我目前正在使用 PHP 和DOMXPath
获取所有的内容<p>
网页的元素:
<?php
...
$doc = new DOMDocument();
$doc->loadHTML($html);
$xpath = new DOMXPath($doc);
$paragraphs = $xpath->evaluate("/html/body//p");
foreach ($paragraphs as $paragraph){
echo $paragraph->textContent . "<br />";
}
我的问题是产生的字符串textContent
不尊重<br />
其中存在的标签<p>
元素。相反,它删除了换行符并将通常位于不同行上的单词推到一起。例如:
示例 HTML:
<p>
Some happy talk goes here talking about our great product.<br />
We would love for you to buy it!
</p>
<p>
Random information and what not<br />
Isn't that cool?
</p>
上面 PHP 的当前输出:
Some happy talk about our great product.We would love for you to buy it!
Random information and what notIsn't that cool?

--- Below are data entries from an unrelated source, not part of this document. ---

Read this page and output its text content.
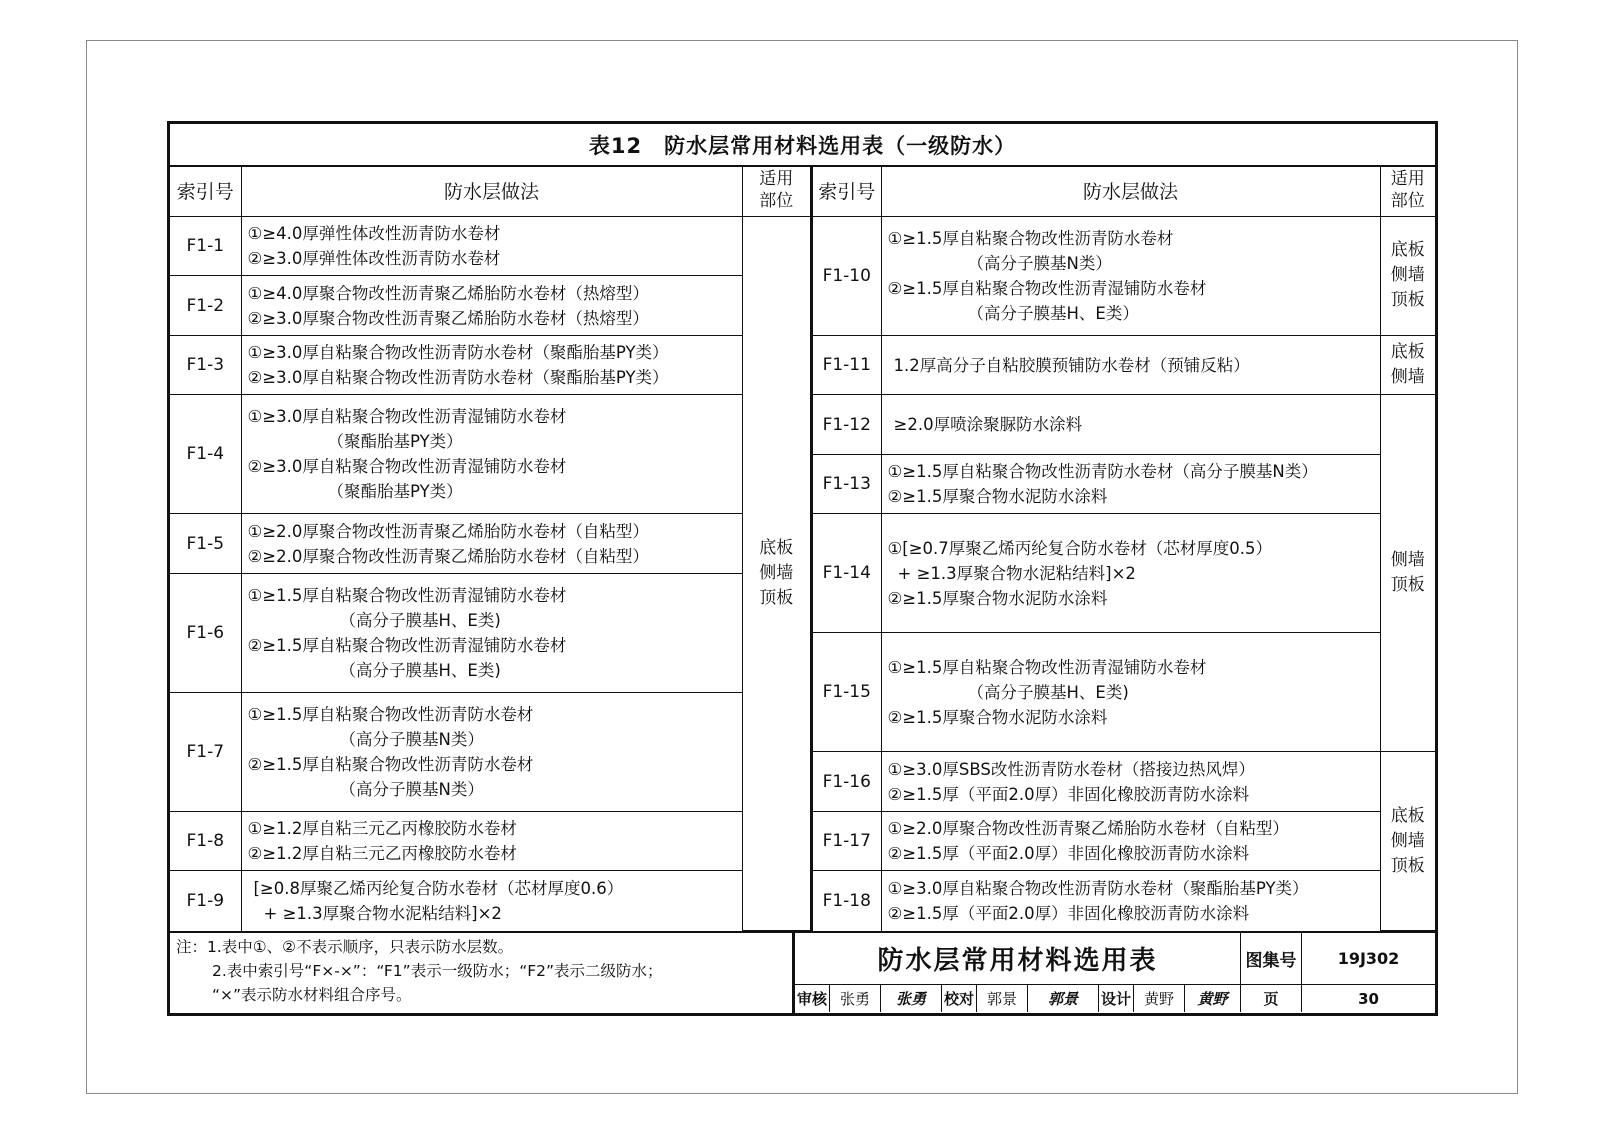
表12　防水层常用材料选用表（一级防水）
索引号	防水层做法	适用
部位

F1-1	①≥4.0厚弹性体改性沥青防水卷材
②≥3.0厚弹性体改性沥青防水卷材	底板
侧墙
顶板

F1-2	①≥4.0厚聚合物改性沥青聚乙烯胎防水卷材（热熔型）
②≥3.0厚聚合物改性沥青聚乙烯胎防水卷材（热熔型）	

F1-3	①≥3.0厚自粘聚合物改性沥青防水卷材（聚酯胎基PY类）
②≥3.0厚自粘聚合物改性沥青防水卷材（聚酯胎基PY类）	

F1-4	①≥3.0厚自粘聚合物改性沥青湿铺防水卷材
（聚酯胎基PY类）
②≥3.0厚自粘聚合物改性沥青湿铺防水卷材
（聚酯胎基PY类）	

F1-5	①≥2.0厚聚合物改性沥青聚乙烯胎防水卷材（自粘型）
②≥2.0厚聚合物改性沥青聚乙烯胎防水卷材（自粘型）	

F1-6	①≥1.5厚自粘聚合物改性沥青湿铺防水卷材
（高分子膜基H、E类)
②≥1.5厚自粘聚合物改性沥青湿铺防水卷材
（高分子膜基H、E类)	

F1-7	①≥1.5厚自粘聚合物改性沥青防水卷材
（高分子膜基N类）
②≥1.5厚自粘聚合物改性沥青防水卷材
（高分子膜基N类）	

F1-8	①≥1.2厚自粘三元乙丙橡胶防水卷材
②≥1.2厚自粘三元乙丙橡胶防水卷材	

F1-9	[≥0.8厚聚乙烯丙纶复合防水卷材（芯材厚度0.6）
+ ≥1.3厚聚合物水泥粘结料]×2	
索引号	防水层做法	适用
部位

F1-10	①≥1.5厚自粘聚合物改性沥青防水卷材
（高分子膜基N类）
②≥1.5厚自粘聚合物改性沥青湿铺防水卷材
（高分子膜基H、E类）	底板
侧墙
顶板

F1-11	1.2厚高分子自粘胶膜预铺防水卷材（预铺反粘）	底板
侧墙

F1-12	≥2.0厚喷涂聚脲防水涂料	侧墙
顶板

F1-13	①≥1.5厚自粘聚合物改性沥青防水卷材（高分子膜基N类）
②≥1.5厚聚合物水泥防水涂料	

F1-14	①[≥0.7厚聚乙烯丙纶复合防水卷材（芯材厚度0.5）
+ ≥1.3厚聚合物水泥粘结料]×2
②≥1.5厚聚合物水泥防水涂料	

F1-15	①≥1.5厚自粘聚合物改性沥青湿铺防水卷材
（高分子膜基H、E类)
②≥1.5厚聚合物水泥防水涂料	

F1-16	①≥3.0厚SBS改性沥青防水卷材（搭接边热风焊）
②≥1.5厚（平面2.0厚）非固化橡胶沥青防水涂料	底板
侧墙
顶板

F1-17	①≥2.0厚聚合物改性沥青聚乙烯胎防水卷材（自粘型）
②≥1.5厚（平面2.0厚）非固化橡胶沥青防水涂料	

F1-18	①≥3.0厚自粘聚合物改性沥青防水卷材（聚酯胎基PY类）
②≥1.5厚（平面2.0厚）非固化橡胶沥青防水涂料	
注：1.表中①、②不表示顺序，只表示防水层数。
2.表中索引号“F×-×”：“F1”表示一级防水；“F2”表示二级防水；
“×”表示防水材料组合序号。
防水层常用材料选用表	图集号	19J302
审核 张勇	张勇	校对 郭景	郭景	设计 黄野	黄野	页	30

我努力了$paragraphs = $doc->getElementsByTagName("p");
以及它给了我同样的东西。
有没有办法让 DOMXPath/DOMDocument 保留换行符?我需要能够分隔段落中的每个单词,而当前的输出不允许这样做。
如果有替代方法来检索其中的字符串<p>
元素同时保留<br />
or '\n'
那也太好了。
EDIT
经过进一步调查,有问题的 HTML 实际上是一个锚点列表,由<br>
标签但没有实际的换行符:
<p class="home_page_list"><a href="/home/personal-banking/checking/Category-Page-Classic-Checking/classic-checking.html">Classic Checking</a><br> <a href="/home/personal-banking/checking/Category-Page-Interest-Checking/interest-checking.html">Interest Checking</a><br> <a href="/home/personal-banking/checking/Category-Page-Interest-Checking/interest-premium-checking.html">Premium Checking</a><br> <a href="/home/personal-banking/Savings-Category-Page/Basic-Savings-Category-Page/basic-savings.html">Savings Plans</a><br> <a href="/home/personal-banking/Savings-Category-Page/Money-Market-Accounts-Category-Page/money-market-accounts.html">Money Market Accounts</a><br> <a href="/home/personal-banking/Savings-Category-Page/Certificates-of-Deposit-Category-Page/fixed-rate-CD.html">CDs</a><br> <a href="/home/personal-banking/Savings-Category-Page/Individual-Retirement-Account-Category-Page/individual-retirement-account.html">IRAs</a></p>
事实证明,这与给定的原始 HTML 可以正常工作。
更新:已解决
在@ircmaxell的回答以及@netcoder和@Gordon留下的评论的帮助下,这个问题已经解决了,它不是很优雅,但现在就可以了。
Example:
foreach ($paragraphs as $paragraph){
$p_text = new DOMDocument();
$p_text->loadHTML(str_ireplace(array("<br>", "<br />"), "\r\n", DOMinnerHTML($paragraph)));
//Do whatever, in this case get all of the words in an array.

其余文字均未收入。